Fundación Arquia‘s objective is to promote and spread formative, ground-breaking and inspirational projects in the field of architecture, construction, design and urbanism. But to do this more effectively, a step outside its immediate environment was needed. We had already worked with the foundation on a number of projects to change the perception of architecture and highlight cross-industry expertise – this was taking their narrative into a new realm. With a fluid approach to communication, we decided to develop a digital series that could be used across multiple platforms, strengthening the brand indirectly by focusing on ‘native’, content-led communication.
“A documentary is one of the best ways to develop a brand narrative. Exploring the values and ideas of a “master” such as Foster is thousand times more interesting and engaging than saying to someone buy my products or services.”
Rafa Martínez, COO, Partner & Brand Strategist, Folch
Maestros is a cultural collection conceived and published by Fundación Arquia. The collection consists of a series of interviews which run through the careers of some of the greatest names in international architecture. The aim is that outstanding masters of our time can personally convey their thoughts and visions to future generations. Now was the time to bring the Maestros collection into a contemporary light.
We chose to rebuild Maestros as a contemporary series, so each interview could be seen as a standalone piece or as part of the wider collection. We had to rethink the way in which to communicate the series, reproducing the collection for digital via vimeo rather than television so that it could be disseminated further and shared by social media users. Each film is aligned with a microsite and supporting interactive booklet with additional information about the architect’s life and works.
“While I was with the production team recording the interview with Sir Norman Foster I realised how privileged our profession is. To be able to listen in the first person to the reflections of someone so essential to contemporary architecture as he expresses his thoughts and ideas was a privilege.”
Albert Folch, Creative Director & Founder, Folch
The interviews, conducted by Luis Fernández-Galiano, follow scripts with a set structure: a conversation divided into six parts chronologically spanning the career of each master. The introduction, covering the period up until their architectural training, is followed by five sections that use their constructed work as a common thread, highlighting three projects in each section as milestones along a biographical journey. The documentaries were produced and edited by White Horse, Folch’s creative offset company, managing the production of our audiovisual pieces and photographic commissions.

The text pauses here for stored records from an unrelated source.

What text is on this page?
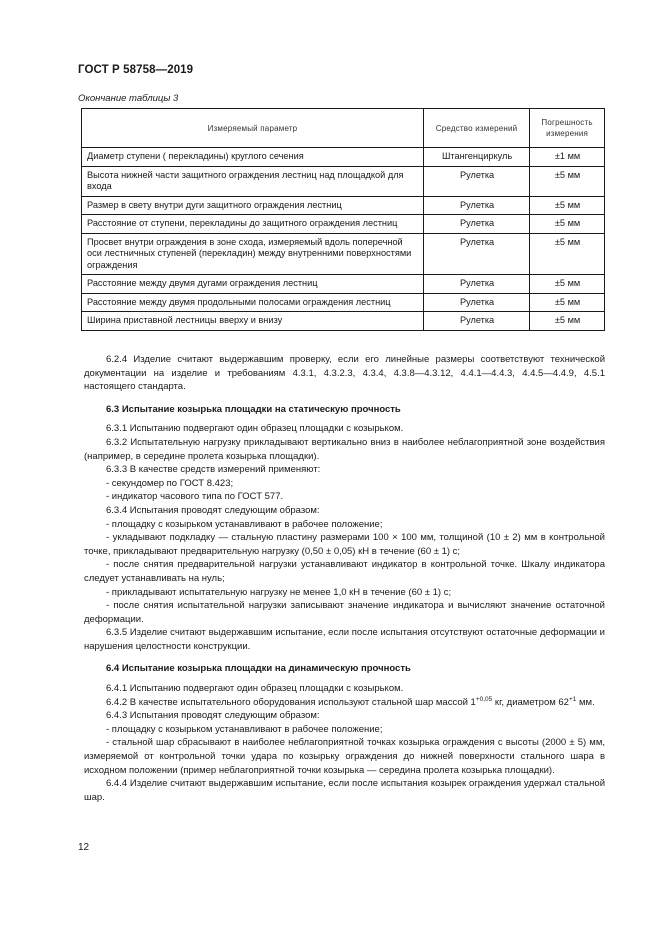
ГОСТ Р 58758—2019
Окончание таблицы 3
Измеряемый параметр	Средство измерений	Погрешность измерения
Диаметр ступени ( перекладины) круглого сечения	Штангенциркуль	±1 мм
Высота нижней части защитного ограждения лестниц над площадкой для входа	Рулетка	±5 мм
Размер в свету внутри дуги защитного ограждения лестниц	Рулетка	±5 мм
Расстояние от ступени, перекладины до защитного ограждения лестниц	Рулетка	±5 мм
Просвет внутри ограждения в зоне схода, измеряемый вдоль поперечной оси лестничных ступеней (перекладин) между внутренними поверхностями ограждения	Рулетка	±5 мм
Расстояние между двумя дугами ограждения лестниц	Рулетка	±5 мм
Расстояние между двумя продольными полосами ограждения лестниц	Рулетка	±5 мм
Ширина приставной лестницы вверху и внизу	Рулетка	±5 мм

6.2.4 Изделие считают выдержавшим проверку, если его линейные размеры соответствуют технической документации на изделие и требованиям 4.3.1, 4.3.2.3, 4.3.4, 4.3.8—4.3.12, 4.4.1—4.4.3, 4.4.5—4.4.9, 4.5.1 настоящего стандарта.

6.3 Испытание козырька площадки на статическую прочность

6.3.1 Испытанию подвергают один образец площадки с козырьком.

6.3.2 Испытательную нагрузку прикладывают вертикально вниз в наиболее неблагоприятной зоне воздействия (например, в середине пролета козырька площадки).

6.3.3 В качестве средств измерений применяют:

- секундомер по ГОСТ 8.423;

- индикатор часового типа по ГОСТ 577.

6.3.4 Испытания проводят следующим образом:

- площадку с козырьком устанавливают в рабочее положение;

- укладывают подкладку — стальную пластину размерами 100 × 100 мм, толщиной (10 ± 2) мм в контрольной точке, прикладывают предварительную нагрузку (0,50 ± 0,05) кН в течение (60 ± 1) с;

- после снятия предварительной нагрузки устанавливают индикатор в контрольной точке. Шкалу индикатора следует устанавливать на нуль;

- прикладывают испытательную нагрузку не менее 1,0 кН в течение (60 ± 1) с;

- после снятия испытательной нагрузки записывают значение индикатора и вычисляют значение остаточной деформации.

6.3.5 Изделие считают выдержавшим испытание, если после испытания отсутствуют остаточные деформации и нарушения целостности конструкции.

6.4 Испытание козырька площадки на динамическую прочность

6.4.1 Испытанию подвергают один образец площадки с козырьком.

6.4.2 В качестве испытательного оборудования используют стальной шар массой $1^{+0,05}$ кг, диаметром $62^{+1}$ мм.

6.4.3 Испытания проводят следующим образом:

- площадку с козырьком устанавливают в рабочее положение;

- стальной шар сбрасывают в наиболее неблагоприятной точках козырька ограждения с высоты (2000 ± 5) мм, измеряемой от контрольной точки удара по козырьку ограждения до нижней поверхности стального шара в исходном положении (пример неблагоприятной точки козырька — середина пролета козырька площадки).

6.4.4 Изделие считают выдержавшим испытание, если после испытания козырек ограждения удержал стальной шар.

12
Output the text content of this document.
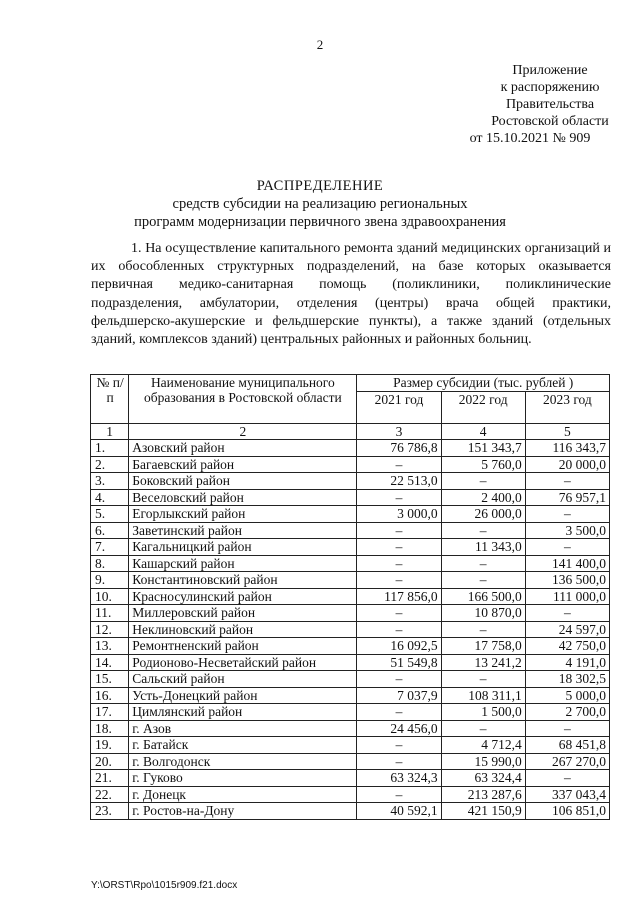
2
Приложение
к распоряжению
Правительства
Ростовской области
от 15.10.2021 № 909
РАСПРЕДЕЛЕНИЕ
средств субсидии на реализацию региональных
программ модернизации первичного звена здравоохранения
1. На осуществление капитального ремонта зданий медицинских организаций и их обособленных структурных подразделений, на базе которых оказывается первичная медико-санитарная помощь (поликлиники, поликлинические подразделения, амбулатории, отделения (центры) врача общей практики, фельдшерско-акушерские и фельдшерские пункты), а также зданий (отдельных зданий, комплексов зданий) центральных районных и районных больниц.
№ п/п	Наименование муниципального образования в Ростовской области	Размер субсидии (тыс. рублей )		
		2021 год	2022 год	2023 год
1	2	3	4	5
1.	Азовский район	76 786,8	151 343,7	116 343,7
2.	Багаевский район	–	5 760,0	20 000,0
3.	Боковский район	22 513,0	–	–
4.	Веселовский район	–	2 400,0	76 957,1
5.	Егорлыкский район	3 000,0	26 000,0	–
6.	Заветинский район	–	–	3 500,0
7.	Кагальницкий район	–	11 343,0	–
8.	Кашарский район	–	–	141 400,0
9.	Константиновский район	–	–	136 500,0
10.	Красносулинский район	117 856,0	166 500,0	111 000,0
11.	Миллеровский район	–	10 870,0	–
12.	Неклиновский район	–	–	24 597,0
13.	Ремонтненский район	16 092,5	17 758,0	42 750,0
14.	Родионово-Несветайский район	51 549,8	13 241,2	4 191,0
15.	Сальский район	–	–	18 302,5
16.	Усть-Донецкий район	7 037,9	108 311,1	5 000,0
17.	Цимлянский район	–	1 500,0	2 700,0
18.	г. Азов	24 456,0	–	–
19.	г. Батайск	–	4 712,4	68 451,8
20.	г. Волгодонск	–	15 990,0	267 270,0
21.	г. Гуково	63 324,3	63 324,4	–
22.	г. Донецк	–	213 287,6	337 043,4
23.	г. Ростов-на-Дону	40 592,1	421 150,9	106 851,0
Y:\ORST\Rpo\1015r909.f21.docx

Following the first successful publication of the first episode of the Maestros Series- a conversation with Renzo Piano -and after the rebranding of the idea, we then had to work with a new character: Sir Norman Foster, one of the brightest and most famous architects of our time. The production was part of the challenge because it included two shootings, one at the headquarters of his foundation in the Madrid, Spain and the other at the Norman Foster + Partners Studio in London, England. For Norman Foster’s case, we had the opportunity to make the documentary fascinating from its beginning: we were given access to the huge archive of documents, drawings, models and objects found in both locations.

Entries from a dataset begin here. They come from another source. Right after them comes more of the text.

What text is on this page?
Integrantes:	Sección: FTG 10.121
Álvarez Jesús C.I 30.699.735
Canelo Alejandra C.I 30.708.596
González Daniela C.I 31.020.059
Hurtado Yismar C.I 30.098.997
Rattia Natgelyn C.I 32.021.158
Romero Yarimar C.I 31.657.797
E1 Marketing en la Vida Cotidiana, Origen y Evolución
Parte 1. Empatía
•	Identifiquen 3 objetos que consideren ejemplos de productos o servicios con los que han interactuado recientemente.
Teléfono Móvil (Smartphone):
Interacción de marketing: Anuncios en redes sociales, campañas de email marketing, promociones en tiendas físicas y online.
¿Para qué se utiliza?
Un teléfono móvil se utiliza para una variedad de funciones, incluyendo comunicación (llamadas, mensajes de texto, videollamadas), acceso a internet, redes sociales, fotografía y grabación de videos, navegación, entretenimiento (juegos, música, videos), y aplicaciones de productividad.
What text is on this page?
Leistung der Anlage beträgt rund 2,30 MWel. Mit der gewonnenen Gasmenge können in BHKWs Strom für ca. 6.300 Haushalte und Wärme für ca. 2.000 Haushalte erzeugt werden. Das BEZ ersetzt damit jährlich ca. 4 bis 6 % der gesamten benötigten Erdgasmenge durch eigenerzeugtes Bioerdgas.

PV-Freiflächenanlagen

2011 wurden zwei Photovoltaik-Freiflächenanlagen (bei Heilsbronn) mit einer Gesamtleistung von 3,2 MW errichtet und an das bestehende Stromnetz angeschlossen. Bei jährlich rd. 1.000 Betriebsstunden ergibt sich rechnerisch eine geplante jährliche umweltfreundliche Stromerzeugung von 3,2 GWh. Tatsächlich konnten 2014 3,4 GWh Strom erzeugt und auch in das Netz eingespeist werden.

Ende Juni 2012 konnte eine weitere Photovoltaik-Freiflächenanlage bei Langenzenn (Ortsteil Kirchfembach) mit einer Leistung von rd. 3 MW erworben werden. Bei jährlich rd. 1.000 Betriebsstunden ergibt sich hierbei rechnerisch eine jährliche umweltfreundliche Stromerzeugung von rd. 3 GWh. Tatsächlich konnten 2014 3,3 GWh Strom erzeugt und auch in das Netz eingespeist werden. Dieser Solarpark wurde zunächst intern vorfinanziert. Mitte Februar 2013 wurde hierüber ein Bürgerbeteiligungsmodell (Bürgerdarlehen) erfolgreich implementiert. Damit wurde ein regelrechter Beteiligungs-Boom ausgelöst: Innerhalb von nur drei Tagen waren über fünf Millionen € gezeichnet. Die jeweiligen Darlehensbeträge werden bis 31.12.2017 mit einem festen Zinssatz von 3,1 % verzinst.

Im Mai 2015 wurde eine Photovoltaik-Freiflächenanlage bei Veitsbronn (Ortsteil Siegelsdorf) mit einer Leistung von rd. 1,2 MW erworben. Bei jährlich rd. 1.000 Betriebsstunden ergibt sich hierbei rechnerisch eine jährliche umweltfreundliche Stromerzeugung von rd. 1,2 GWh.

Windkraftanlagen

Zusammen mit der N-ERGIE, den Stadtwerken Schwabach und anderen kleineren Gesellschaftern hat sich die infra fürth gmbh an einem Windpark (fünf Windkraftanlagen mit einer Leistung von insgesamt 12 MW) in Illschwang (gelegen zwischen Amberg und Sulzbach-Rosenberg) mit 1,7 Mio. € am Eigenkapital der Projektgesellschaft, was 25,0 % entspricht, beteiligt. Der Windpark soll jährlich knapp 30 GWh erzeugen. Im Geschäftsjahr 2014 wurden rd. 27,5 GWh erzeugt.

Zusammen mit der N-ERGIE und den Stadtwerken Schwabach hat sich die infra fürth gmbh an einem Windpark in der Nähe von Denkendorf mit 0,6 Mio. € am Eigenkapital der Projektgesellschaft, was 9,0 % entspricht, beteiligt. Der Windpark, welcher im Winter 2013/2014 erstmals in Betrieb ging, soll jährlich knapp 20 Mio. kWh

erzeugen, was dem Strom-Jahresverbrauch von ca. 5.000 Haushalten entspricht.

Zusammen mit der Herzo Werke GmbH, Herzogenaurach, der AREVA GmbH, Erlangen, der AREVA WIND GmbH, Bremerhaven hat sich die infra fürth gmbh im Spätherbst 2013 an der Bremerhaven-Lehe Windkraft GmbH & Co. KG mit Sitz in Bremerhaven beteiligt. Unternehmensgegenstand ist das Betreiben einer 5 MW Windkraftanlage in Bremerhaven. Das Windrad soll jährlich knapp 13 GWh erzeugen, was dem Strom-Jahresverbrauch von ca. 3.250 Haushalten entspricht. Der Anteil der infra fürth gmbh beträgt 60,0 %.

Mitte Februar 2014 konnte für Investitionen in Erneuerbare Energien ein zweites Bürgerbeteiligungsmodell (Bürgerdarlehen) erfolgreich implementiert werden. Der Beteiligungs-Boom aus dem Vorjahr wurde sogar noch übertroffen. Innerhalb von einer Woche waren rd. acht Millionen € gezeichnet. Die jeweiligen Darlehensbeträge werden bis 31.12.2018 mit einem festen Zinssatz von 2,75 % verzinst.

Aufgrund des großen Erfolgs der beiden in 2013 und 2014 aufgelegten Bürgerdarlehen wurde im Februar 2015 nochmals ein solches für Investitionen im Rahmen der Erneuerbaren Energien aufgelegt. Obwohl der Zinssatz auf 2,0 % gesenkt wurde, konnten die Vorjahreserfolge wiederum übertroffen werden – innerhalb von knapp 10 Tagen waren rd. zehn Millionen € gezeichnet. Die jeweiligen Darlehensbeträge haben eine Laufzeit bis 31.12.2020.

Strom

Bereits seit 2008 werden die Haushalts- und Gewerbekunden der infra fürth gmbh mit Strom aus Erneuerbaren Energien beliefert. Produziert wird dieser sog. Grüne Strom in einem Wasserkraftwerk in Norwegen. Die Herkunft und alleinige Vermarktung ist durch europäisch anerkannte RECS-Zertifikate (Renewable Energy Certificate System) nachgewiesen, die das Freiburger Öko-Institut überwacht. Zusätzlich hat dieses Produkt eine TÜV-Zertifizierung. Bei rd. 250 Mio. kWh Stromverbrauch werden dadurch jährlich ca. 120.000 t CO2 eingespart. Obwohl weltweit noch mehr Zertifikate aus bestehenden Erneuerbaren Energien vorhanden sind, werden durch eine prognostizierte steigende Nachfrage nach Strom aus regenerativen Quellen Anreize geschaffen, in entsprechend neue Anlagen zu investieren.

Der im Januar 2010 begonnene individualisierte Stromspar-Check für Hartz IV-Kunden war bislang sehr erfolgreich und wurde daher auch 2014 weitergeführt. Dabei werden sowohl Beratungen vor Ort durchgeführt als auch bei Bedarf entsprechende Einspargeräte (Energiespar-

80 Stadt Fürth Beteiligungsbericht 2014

The interview was recorded in the Foundation’s headquarters in Madrid, where we videoed the archives owned by the Foundation in parallel with Norman Foster himself. For the shooting, we were looking to get into their day-to-day work and create a comfortable atmosphere in which the people of the Foundation could keep working as normal. The idea was to capture the way Foster works and thinks within his actual surroundings and with all the material he has been collecting and creating throughout his life.
The second shooting took place in London, where we got the chance to film the busy Foster + Partners studio, with Foster in a real working environment, as well as documenting the city itself to complement the final documentary with b-roll. This resource footage of London was the perfect complement because not only did it demonstrates Foster’s close relation with infrastructure, but it also showed some of the buildings in the City of London designed by Foster himself. We were looking to transcend his ideas and thoughts, his inspirations, finding his essence and transforming it through the lens. With Renzo Piano we found ourselves in a Mediterranean villa, filled with bright colours, wood, and direct sunlight. On this occasion, the piece breathes Norman’s Foster character – sharp, clean and precise – steely greys and whites tones, against a soft and diffuse London light.

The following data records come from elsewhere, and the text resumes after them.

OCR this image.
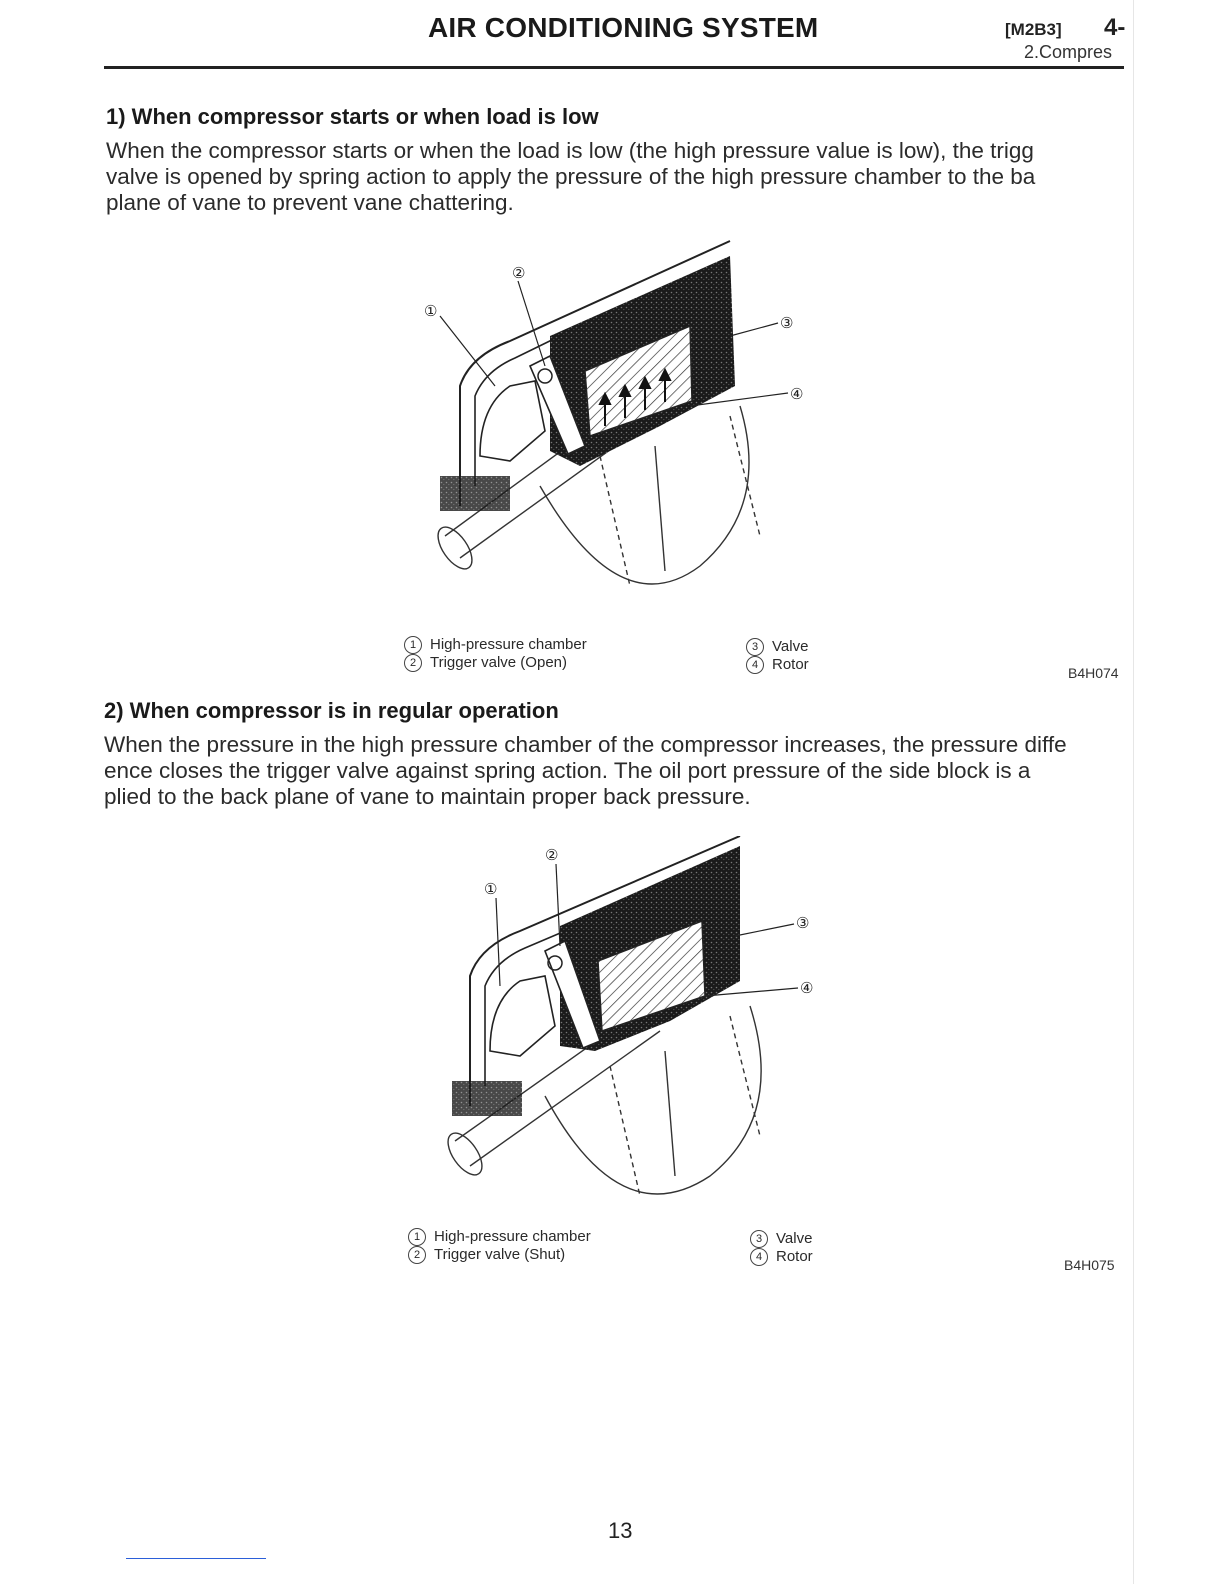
AIR CONDITIONING SYSTEM	[M2B3] 4-
2.Compres
1) When compressor starts or when load is low
When the compressor starts or when the load is low (the high pressure value is low), the trigg
valve is opened by spring action to apply the pressure of the high pressure chamber to the ba
plane of vane to prevent vane chattering.
②
①
③
④
1 High-pressure chamber
2 Trigger valve (Open)
3 Valve
4 Rotor	B4H074
2) When compressor is in regular operation
When the pressure in the high pressure chamber of the compressor increases, the pressure diffe
ence closes the trigger valve against spring action. The oil port pressure of the side block is a
plied to the back plane of vane to maintain proper back pressure.
②
①
③
④
1 High-pressure chamber
2 Trigger valve (Shut)
3 Valve
4 Rotor	B4H075
13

During the interview, Norman Foster, goes over his personal background, he talks about his inspirations and briefly, about his beginnings. After this introduction he brings up some of his most famous and relevant works, from Stansted Airport and The Millennium Bridge in London, to the Reichstag in Berlin and the Metro of Bilbao in Spain. All the works were chosen by the architect and interviewer Luis Fernández-Galiano. In the end, he looks to the future through some new projects by young architects that him and his team had chosen as interns. The 40 minute documentary is complemented with a booklet, that contains Norman Foster’s biography and an overview of his works, closing with his predictions and thoughts for the future.
During the process, Foster’s passion to communicate, to give back his knowledge of architecture to the society, was clear. As an important figure he holds an important informative role. For this reason, through his Foundation he encourages thought and interdisciplinary investigation to help new generations of architects, designers and town planners to plan for the future. He was conscious of the importance of audiovisual material, and is constantly creating audiovisual pieces about his recreations and mock-ups of his works with his own audiovisual team.
“One of the main objectives in redesigning the Maestros series was to leave behind the TV paradigm and take it into the documentary domain, where the final format that is adaptable, without letting the story and its character lose any identity. The way I understand the documentary is as a meeting point between the main character’s story and the personal experience that you gain from your journey through their ideas and their work. It is a portrait beyond that which the character explains.”
Pol Gonzalez Novell, Filmmaker & Partner, White Horse
A huge amount of work went into the editing and post-production process. We wanted to edit the film in a way that didn’t simply follow the interview, but created a dynamic rhythm, dispersing powerful images and playing with light against a lyrical soundtrack. Rather than focusing on introductions and structured information, we created a visual experience where images were given as much importance as words. It was also important to factor in social media, so we edited a number of shorter clips portraying specific insights about each of the architect’s key works, as well as his most relevant topics. As well as the 40 minutes documentary, we produced two short clips -about the reichstag and Millenium Bridge-, two teasers and a “making of”.
Each monographic Maestros volume combines an audiovisual interview with a booklet specially written and illustrated by both the “maestro” and the Director of the collection. The booklets, designed by Folch, are cloth bound and finished with a stamped portrait illustration of the architect. We used this organic approach for the covers to give the piece a personal, human touch and to balance out the more technical architectural images of the interior. The texture of the cloth gives a feeling of quality and a tactile finish, while the warm colour unifies the collection and consistently defines the different chapters.
Each section is comprised of a mix of short texts and images. The design approach is representative of the subject matter; structured, clear, organised layouts, where images take a primary role and the typeface brings character to the overall design. We used Graebenbach, a grotesque typeface with interesting character endings and a sharpness which balances well with the fluidity and warmth of the hand drawn type. It is a contemporary choice with a marked personality, contributing to define the identity of the collection.